Characters: Emotions are down to Earth but burdened by angst.
Animation: Clean and elegant.
Script: Strong, but the introductory arc ends too quickly.
Melodramatic: Most definitely.
I have always enjoyed a light touch of realism in the anime I watch. This translucent yet ubiquitous presence allows me to more easily relate with characters as human beings as opposed to just moving pictures. This, however, does not mean an anime should be inundated with realism. Kimi ga Nozomu Eien has one of the most visceral clash of emotions you can find, but it also has the burdensome emotional baggage that makes a date with a drama queen seem more appealing.
For the large part, the series eschews shallow character personalities and jumps straight into the raw emotions that make the cast tick.

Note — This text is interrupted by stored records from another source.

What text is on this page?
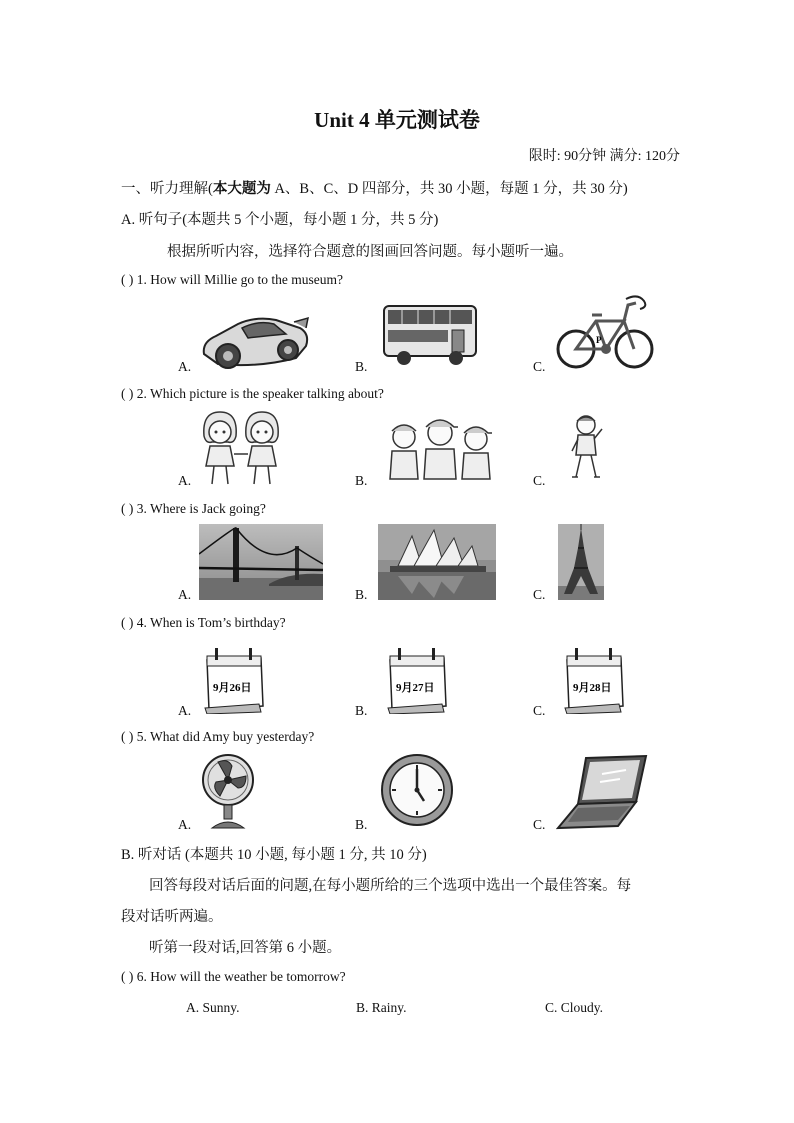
Unit 4 单元测试卷
限时: 90分钟 满分: 120分
一、听力理解(本大题为 A、B、C、D 四部分，共 30 小题，每题 1 分，共 30 分)
A. 听句子(本题共 5 个小题，每小题 1 分，共 5 分)
根据所听内容，选择符合题意的图画回答问题。每小题听一遍。
( ) 1. How will Millie go to the museum?
A.	B.	C.
P
( ) 2. Which picture is the speaker talking about?
A.	B.	C.
( ) 3. Where is Jack going?
A.	B.	C.
( ) 4. When is Tom’s birthday?
A.	B.	C.
9月26日	9月27日	9月28日
( ) 5. What did Amy buy yesterday?
A.	B.	C.
B. 听对话 (本题共 10 小题, 每小题 1 分, 共 10 分)
回答每段对话后面的问题,在每小题所给的三个选项中选出一个最佳答案。每
段对话听两遍。
听第一段对话,回答第 6 小题。
( ) 6. How will the weather be tomorrow?
A. Sunny.	B. Rainy.	C. Cloudy.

These characters go through a rollercoaster of feelings trying to cope with their genuinely heartbreaking circumstances. In a state of psychological conflict and deep depression, lead character Takeyuki implodes and his frustration bursts out onto the audience. His situation is so deplorable that even I pity the difficult dilemma he faces.
Pity, however, is all I feel. Imagine if that neighbor you really don’t know gets into a tragic accident. While anyone will sympathize with their neighbor, they probably won’t care enough to go by their side and grieve for them. Simply put, the characters are so full of angst that caring for them becomes a chore. Given their circumstances, the characters act like any other person would act, and they don’t go above and beyond to actually define their roles.
In truth, the circumstances create the drama. The cast is really a tack-on feature that only exists out of necessity. Instead of being the driving force behind the story, the characters are just passengers that happen to be on the ride. Kimi ga Nozomu Eien does have a rollercoaster of emotions, but there is an emotional disconnection between the audience and the anime. Simply put, there is no bridge between what happens on screen and what the audience feels. It doesn’t help that this show takes the exact opposite approach of Kanon and gives two episodes of character foundation followed by twelve episodes of emotional fallout. Beautiful animation and music and aside, only those who who can stand melodramatic soap operas can derive enjoyment from this show.
Looking at the sheer amount of festering emotions, I’m sure that Kimi ga Nozomu Eien would have been devastating if the characters had been given significant development before everything came crashing down. However, this series is like the fool who reveals his royal flush in the second round of betting: it fails to capitalize on what it has because it is so eager to show it.